Palace in the Cornfield

At one point in 2012, I was working with the ABC program Nightline and reporter Bill Weir for a feature story about organ transplantation – the need for more donors and the role regenerative medicine might play in the future of organ failure.
We had a series of shoots at the hospital with a freelance crew and his producer. What they really wanted to capture was a live transplant as it happened. We had the perfect patient to chronicle for transplant – an affable woman in her mid-20s diagnosed with restrictive cardiomyopathy, which led to congestive heart failure. She needed a new heart and liver for a rare double transplant. She was waiting in limbo at Mayo Clinic for the right candidate to give their life to save hers.
About 4:30 p.m. one afternoon we got a call from our colleagues at the organ procurement organization that supplied Mayo Clinic. They had a donor, it seemed, who would be a suitable candidate for this woman. Donor organs would be removed and enroute to Mayo in a few hours.
We called the producers at Nightline. They frantically scrambled to locate a freelance shooting crew from the Twin Cities to drive to Rochester ASAP. They found a reliable team and told them to hit the road.
Any time there is a camera at mostly any hospital in the United States, they need to an escort when they are on campus. The onus is on the hospital to make sure that cameras are cautious about what they film due to patient privacy laws that protect anonymity (the Health Insurance Portability and Accountability Act, more commonly known as HIPAA). Only people who sign consent forms are allowed to be on camera.
Another reason for the handholding is it helps to have a familiar face and hospital employee readily available with a camera crew to answer any questions that employees, patients and providers have when they see a camera pointed in their direction.

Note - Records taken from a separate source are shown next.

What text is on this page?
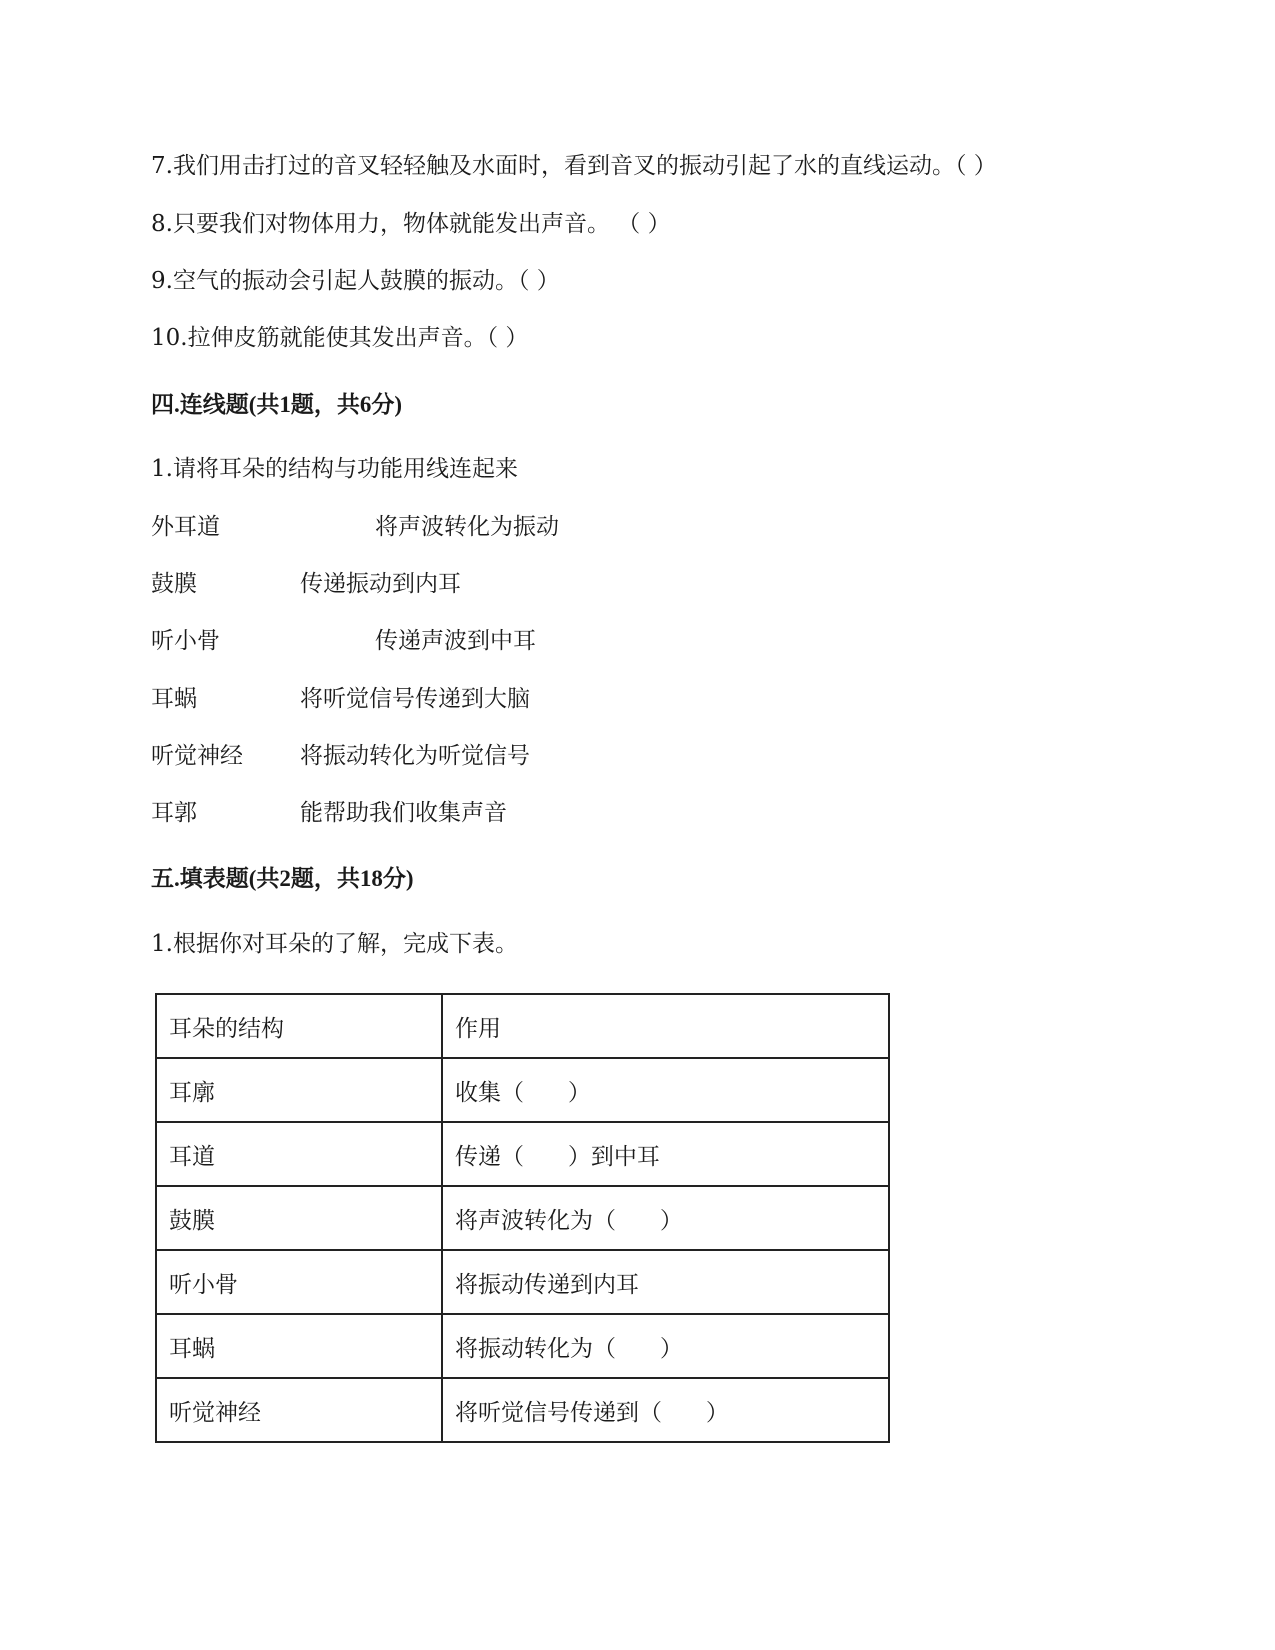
7.我们用击打过的音叉轻轻触及水面时，看到音叉的振动引起了水的直线运动。（ ）
8.只要我们对物体用力，物体就能发出声音。 （ ）
9.空气的振动会引起人鼓膜的振动。（ ）
10.拉伸皮筋就能使其发出声音。（ ）
四.连线题(共1题，共6分)
1.请将耳朵的结构与功能用线连起来
外耳道	将声波转化为振动
鼓膜	传递振动到内耳
听小骨	传递声波到中耳
耳蜗	将听觉信号传递到大脑
听觉神经 将振动转化为听觉信号
耳郭	能帮助我们收集声音
五.填表题(共2题，共18分)
1.根据你对耳朵的了解，完成下表。
耳朵的结构	作用
耳廓	收集（      ）
耳道	传递（      ）到中耳
鼓膜	将声波转化为（      ）
听小骨	将振动传递到内耳
耳蜗	将振动转化为（      ）
听觉神经	将听觉信号传递到（      ）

Since I was the single guy, I lived by the hospital, supported the transplantation team for communications and didn’t have to be home for anything other than television and a Bacardi diet, I was summoned to help escort the film crew.

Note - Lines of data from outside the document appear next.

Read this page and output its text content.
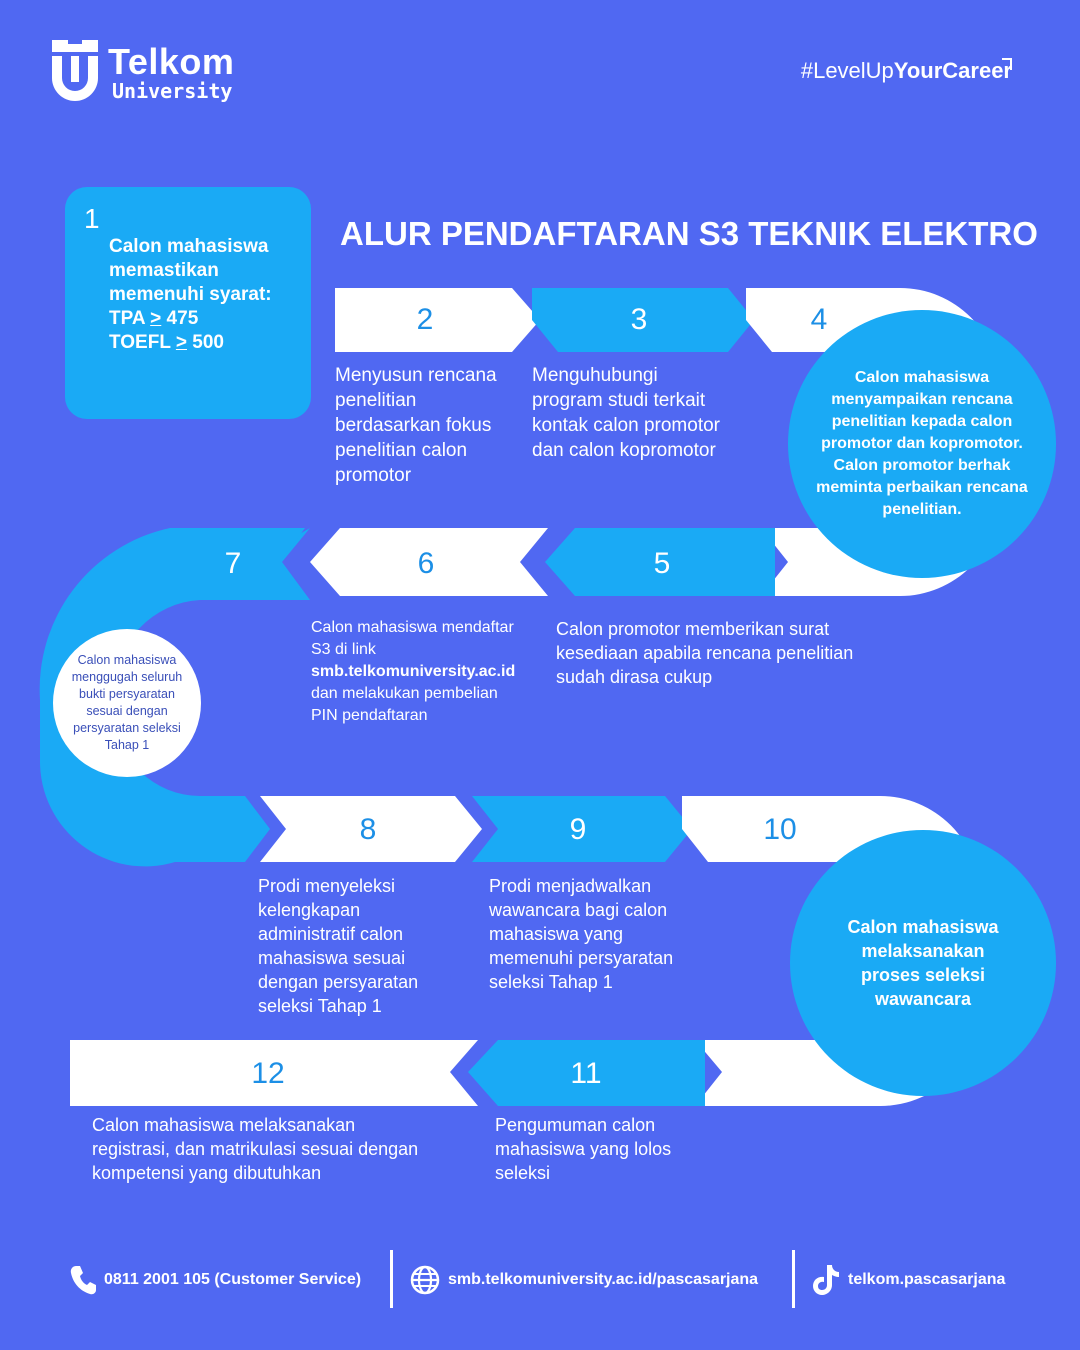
Telkom
University
#LevelUpYourCareer
ALUR PENDAFTARAN S3 TEKNIK ELEKTRO
1
Calon mahasiswa
memastikan
memenuhi syarat:
TPA > 475
TOEFL > 500
2	3	4
5
6
7
8	9	10
11
12
Menyusun rencana
penelitian
berdasarkan fokus
penelitian calon
promotor
Menguhubungi
program studi terkait
kontak calon promotor
dan calon kopromotor
Calon mahasiswa
menyampaikan rencana
penelitian kepada calon
promotor dan kopromotor.
Calon promotor berhak
meminta perbaikan rencana
penelitian.
Calon promotor memberikan surat
kesediaan apabila rencana penelitian
sudah dirasa cukup
Calon mahasiswa mendaftar
S3 di link
smb.telkomuniversity.ac.id
dan melakukan pembelian
PIN pendaftaran
Calon mahasiswa
menggugah seluruh
bukti persyaratan
sesuai dengan
persyaratan seleksi
Tahap 1
Prodi menyeleksi
kelengkapan
administratif calon
mahasiswa sesuai
dengan persyaratan
seleksi Tahap 1
Prodi menjadwalkan
wawancara bagi calon
mahasiswa yang
memenuhi persyaratan
seleksi Tahap 1
Calon mahasiswa
melaksanakan
proses seleksi
wawancara
Pengumuman calon
mahasiswa yang lolos
seleksi
Calon mahasiswa melaksanakan
registrasi, dan matrikulasi sesuai dengan
kompetensi yang dibutuhkan
0811 2001 105 (Customer Service)	smb.telkomuniversity.ac.id/pascasarjana	telkom.pascasarjana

We started at the Rochester airport. They arrived in time to secure footage of the plane landing with the organs. They captured video of the red cooler holding the liver and heart in transit to another vehicle on its way to the patient. We departed to the hospital and scrubbed up to disinfect and sterilize before going in the operating room to capture the surgery.
The transplant recipient went under the knife around 10 p.m. The procedure lasted nearly 8 hours. I remember lots of flashes from that night:
o Blood, pints of it. On every surface in the operating room.
o Dozens of hazardous material bags of discarded blue surgical paper full of blood.
o Seeing the surgeon cut down the middle of her upper body cavity and pry it open like a package.
o Nurses running around the room in a panic – about 25 of them – when something obviously went wrong.
o Being kicked out of surgery into a nearby hallway with the camera crew.
o Frantically conversing about what to do if the patient died on the operating table mid surgery with the shooters and Nightline producers on speaker phone.
o Relief about an hour later when one of the surgeons exited the room and took a deep breath. He sat down in silence for a few moments. During the surgery, he said, he had to stick his pinky in one of her arteries to stop her from bleeding out while they attached her new heart.
o Being consumed in utter and complete exhaustion after she was moved to the intensive care unit.
o Wrapping around 8 a.m. – jittery from riding an emotional roller coaster.
But the thing I’ll remember the most about the night is this: declining an offer for breakfast with the film crew to recap the nerve-wracking night, so I could go home and have a drink. At 10 a.m.
I needed it to calm my nerves and halt my body from withdrawing. I had two stiff drinks and faded to black.